Şarku’l Avsat’ın Independent Arabia’dan çevirdiği habere göre Yemen hükümeti, İran'ı, ‘Birleşmiş Milletler (BM) silah ambargosunu ihlal ederek Husileri İHA ve balistik füzeler gibi çeşitli silahlarla desteklemekle’ suçluyor.

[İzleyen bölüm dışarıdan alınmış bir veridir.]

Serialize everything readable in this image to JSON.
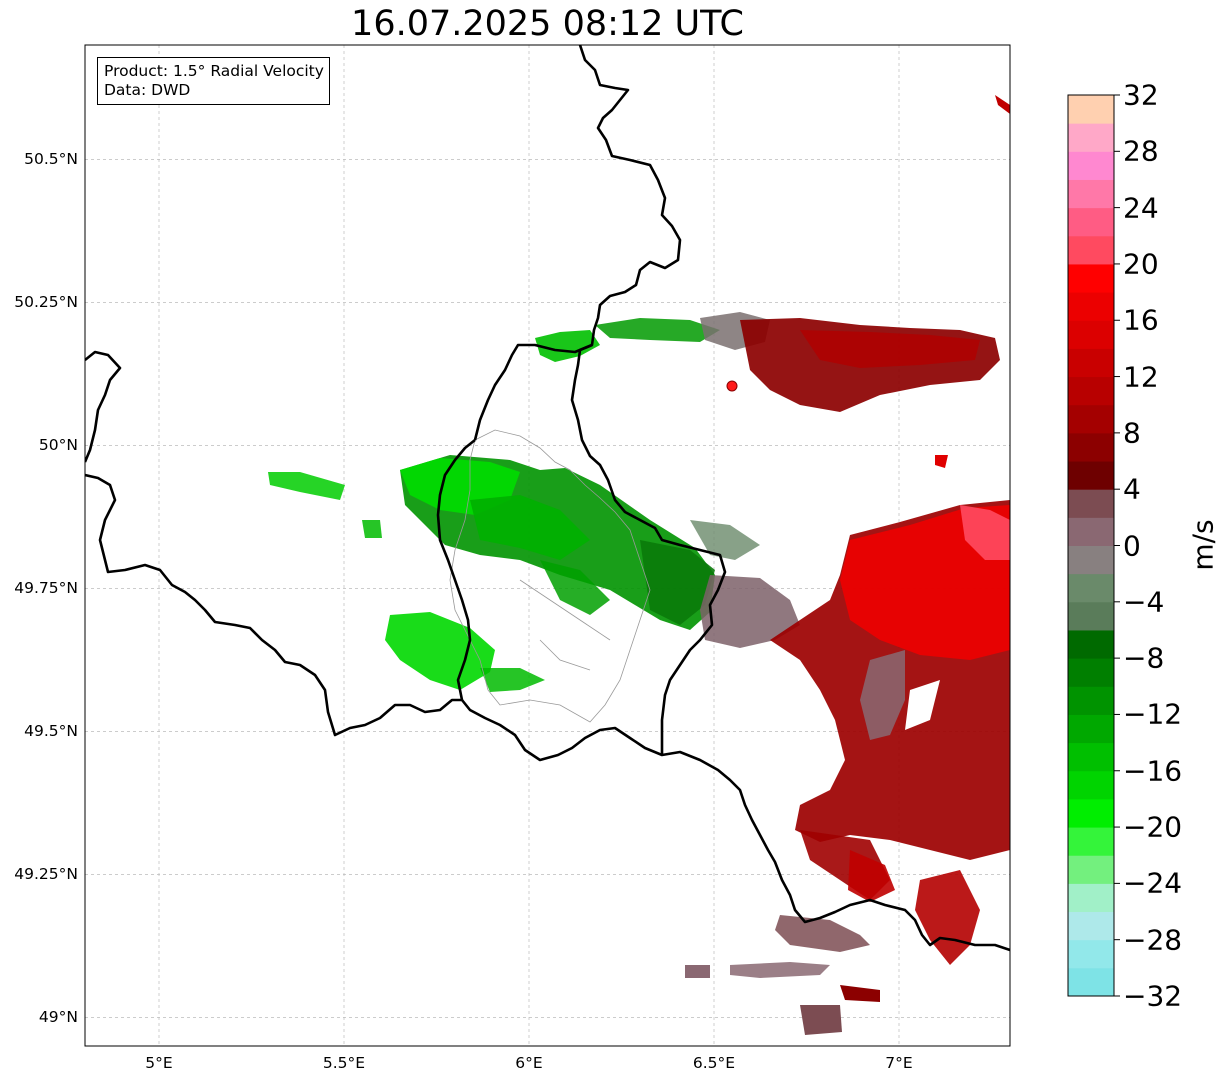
{
  "title": "16.07.2025 08:12 UTC",
  "info_box": {
    "product": "Product: 1.5° Radial Velocity",
    "source": "Data: DWD"
  },
  "map": {
    "lon_range": [
      4.8,
      7.3
    ],
    "lat_range": [
      48.95,
      50.7
    ],
    "gridlines": true,
    "radar_site_marker": {
      "lon": 6.55,
      "lat": 50.11,
      "color": "#ff1a1a"
    },
    "lon_ticks": [
      {
        "value": 5.0,
        "label": "5°E"
      },
      {
        "value": 5.5,
        "label": "5.5°E"
      },
      {
        "value": 6.0,
        "label": "6°E"
      },
      {
        "value": 6.5,
        "label": "6.5°E"
      },
      {
        "value": 7.0,
        "label": "7°E"
      }
    ],
    "lat_ticks": [
      {
        "value": 49.0,
        "label": "49°N"
      },
      {
        "value": 49.25,
        "label": "49.25°N"
      },
      {
        "value": 49.5,
        "label": "49.5°N"
      },
      {
        "value": 49.75,
        "label": "49.75°N"
      },
      {
        "value": 50.0,
        "label": "50°N"
      },
      {
        "value": 50.25,
        "label": "50.25°N"
      },
      {
        "value": 50.5,
        "label": "50.5°N"
      }
    ]
  },
  "colorbar": {
    "unit": "m/s",
    "min": -32,
    "max": 32,
    "tick_labels": [
      "32",
      "28",
      "24",
      "20",
      "16",
      "12",
      "8",
      "4",
      "0",
      "−4",
      "−8",
      "−12",
      "−16",
      "−20",
      "−24",
      "−28",
      "−32"
    ],
    "colors_bottom_to_top": [
      "#7ee3e6",
      "#92e8ea",
      "#aee9ea",
      "#a1f0c8",
      "#73f07e",
      "#34f43a",
      "#00ee00",
      "#00d400",
      "#00bf00",
      "#00a800",
      "#009300",
      "#007f00",
      "#006a00",
      "#5a7c5a",
      "#6a8a6a",
      "#888080",
      "#8a6872",
      "#7c4c52",
      "#6e0000",
      "#8c0000",
      "#a40000",
      "#b80000",
      "#c90000",
      "#dc0000",
      "#ec0000",
      "#ff0000",
      "#ff4a60",
      "#ff5c84",
      "#ff78a8",
      "#ff88d0",
      "#ffa8c8",
      "#ffd0b0"
    ]
  }
}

Buna karşın İran Devrim Muhafızları Ordusu (DMO) Genel Komutanı Hüseyin Selami, İran medyasına yaptığı açıklamada, Tahran'ın Husilerin kararlarını doğrudan kontrol ettiği iddialarını reddederek Husilerin kararlarını bağımsız bir şekilde aldıklarını vurguladı. Ancak Yemen hükümeti çevreleri İran'ın desteğinin Husilerin eylemlerinin ana kaynağı olduğunda ısrar ediyor.

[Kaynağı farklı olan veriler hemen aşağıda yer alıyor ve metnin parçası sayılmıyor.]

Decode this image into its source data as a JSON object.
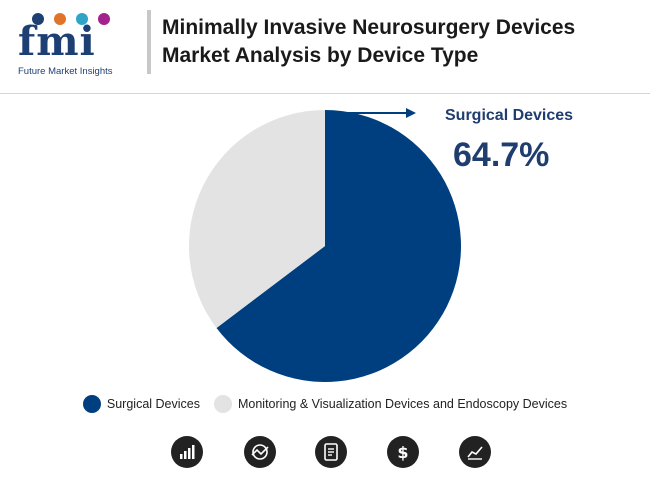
{
  "header": {
    "logo_text": "fmi",
    "logo_tagline": "Future Market Insights",
    "title": "Minimally Invasive Neurosurgery Devices Market Analysis by Device Type"
  },
  "colors": {
    "surgical": "#003f7f",
    "monitoring": "#e3e3e3",
    "accent_text": "#1f3d6e"
  },
  "chart_data": {
    "type": "pie",
    "slices": [
      {
        "label": "Surgical Devices",
        "value": 64.7
      },
      {
        "label": "Monitoring & Visualization Devices and Endoscopy Devices",
        "value": 35.3
      }
    ],
    "callout": {
      "label": "Surgical Devices",
      "value_text": "64.7%"
    },
    "legend": [
      "Surgical Devices",
      "Monitoring & Visualization Devices and Endoscopy Devices"
    ],
    "legend_position": "bottom"
  },
  "footer_icons": [
    "bar-chart-icon",
    "globe-trend-icon",
    "report-document-icon",
    "dollar-icon",
    "line-chart-icon"
  ]
}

Yemen hükümeti, ABD'nin hava saldırıları sonucunda Husilerin kontrolündeki limanlarda meydana gelen ağır kayıpların ardından ‘Husiler Yemen'e yıkım getiriyor’ etiketiyle (hashtag) bir sosyal medya kampanyası başlattı. Kampanyanın amacının ‘Husilerin suçlarını ifşa etmek ve ülke kaynaklarına verdikleri zararın boyutlarını ortaya koymak, altyapı ile ekonomik ve sivil tesislerin tahrip edilmesinden ve bunların savaş amacıyla kullanılmasından onları tamamen sorumlu tutmak’ olduğu belirtildi.

Husiler cuma günü, ABD'nin Yemen'in batısındaki Hudeyde ilinde bir petrol ihracatı limanına gece boyunca düzenlediği saldırılarda ölenlerin sayısının 80'e yükseldiğini ve bu sayının Washington'ın bir ay önce başlattığı yoğun hava saldırılarının en ölümcülü olduğunu açıkladılar.

Bu arada saldırılar şiddetlenmeye devam ederken, ABD ile İran arasındaki müzakereler Umman’ın başkenti Maskat'ın ardından Roma'da tüm hızıyla devam ediyor. Basında yer alan haberlerde, İran’ın Dini Lideri Ali Hamaney’in Suudi Arabistan Savunma Bakanı Prens Halid bin Selman'la bölgedeki birçok karmaşık meseleyi görüşmek üzere bir araya gelmesinin ardından gerilimin azalacağına dair umutlar ifade edildi.